During the next couple of weeks, the priests made several trips to the courts in Ocotlan to process the will and argue the fact that everything was done according to current legalities and that, “Yes, there has been an addendum added after the Revolution that takes into account the distribution of properties to the landless.” The priest directed his response to the judge. During the past several months, Filomina and the priest had formed a strong working relationship and she respected her brother in law.

The final night Filomina had her cook prepare a mole for the departing priest. Rafa had been drinking throughout the day. When he entered the room, he walked to his wife and said, “How is my cold bitch?”  

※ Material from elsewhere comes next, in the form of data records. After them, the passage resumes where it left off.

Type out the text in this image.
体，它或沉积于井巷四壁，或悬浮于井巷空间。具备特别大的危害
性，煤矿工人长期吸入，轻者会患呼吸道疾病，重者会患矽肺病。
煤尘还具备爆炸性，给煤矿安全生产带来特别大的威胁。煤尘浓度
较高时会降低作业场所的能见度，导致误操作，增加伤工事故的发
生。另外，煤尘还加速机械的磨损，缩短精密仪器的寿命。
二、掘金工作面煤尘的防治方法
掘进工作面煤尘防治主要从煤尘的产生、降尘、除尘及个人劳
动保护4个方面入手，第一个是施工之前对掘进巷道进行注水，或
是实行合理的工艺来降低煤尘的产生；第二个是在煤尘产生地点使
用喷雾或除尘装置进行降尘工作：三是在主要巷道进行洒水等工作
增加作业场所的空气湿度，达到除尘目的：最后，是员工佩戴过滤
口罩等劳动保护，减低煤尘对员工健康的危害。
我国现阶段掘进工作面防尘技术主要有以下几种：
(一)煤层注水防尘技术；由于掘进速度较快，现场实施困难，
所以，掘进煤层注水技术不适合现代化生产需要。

“As usual you´re drunk before dinner.” She turned and the priest pulled out her chair.

“You barren bitch.” Rafa leaned over his wife, “No children but you certainly provide every other comfort including your family´s grand home.”  He poured himself more tequila. Filomina and Bernardo talked until he and Rafa left at daylight.

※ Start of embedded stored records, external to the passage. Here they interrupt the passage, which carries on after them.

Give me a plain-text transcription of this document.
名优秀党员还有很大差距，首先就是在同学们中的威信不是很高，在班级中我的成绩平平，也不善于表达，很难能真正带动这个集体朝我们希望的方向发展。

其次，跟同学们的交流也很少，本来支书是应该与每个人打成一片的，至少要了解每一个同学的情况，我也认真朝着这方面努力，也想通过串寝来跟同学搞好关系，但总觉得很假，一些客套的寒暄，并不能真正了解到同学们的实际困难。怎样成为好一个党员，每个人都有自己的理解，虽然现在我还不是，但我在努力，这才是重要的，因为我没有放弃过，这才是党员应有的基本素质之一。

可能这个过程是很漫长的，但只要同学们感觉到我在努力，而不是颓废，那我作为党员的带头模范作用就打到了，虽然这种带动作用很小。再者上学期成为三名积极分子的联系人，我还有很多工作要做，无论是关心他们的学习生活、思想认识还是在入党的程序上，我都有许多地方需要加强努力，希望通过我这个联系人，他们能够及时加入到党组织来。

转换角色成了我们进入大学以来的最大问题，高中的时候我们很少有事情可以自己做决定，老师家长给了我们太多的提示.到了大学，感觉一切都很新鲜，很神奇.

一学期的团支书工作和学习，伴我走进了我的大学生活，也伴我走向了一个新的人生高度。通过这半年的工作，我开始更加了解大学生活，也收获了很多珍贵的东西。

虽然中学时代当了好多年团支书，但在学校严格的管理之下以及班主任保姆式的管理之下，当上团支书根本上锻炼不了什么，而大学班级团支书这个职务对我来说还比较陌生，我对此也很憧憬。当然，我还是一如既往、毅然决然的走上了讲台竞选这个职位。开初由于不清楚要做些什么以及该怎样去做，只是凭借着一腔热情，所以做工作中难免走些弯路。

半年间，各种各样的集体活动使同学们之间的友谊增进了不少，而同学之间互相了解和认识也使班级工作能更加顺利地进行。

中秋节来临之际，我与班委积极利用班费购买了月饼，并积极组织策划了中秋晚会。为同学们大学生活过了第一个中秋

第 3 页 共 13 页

“They hung your husband and the priest from a telegraph pole alongside Guadalajara,” said the maid sometime later. “One of the ranch hands told me he saw the Federales lynch them.”

A few days later Filomina left for Guadalajara; she knew if they could hang Rafa for being Catholic, they could hang her for less. How ironic she thought: her husband had been martyred for being Catholic, something he was only because of birth.

She was living in her family’s Guadalajara home when she realized she was pregnant. When her son was born she named him Bernardo because of his green eyes.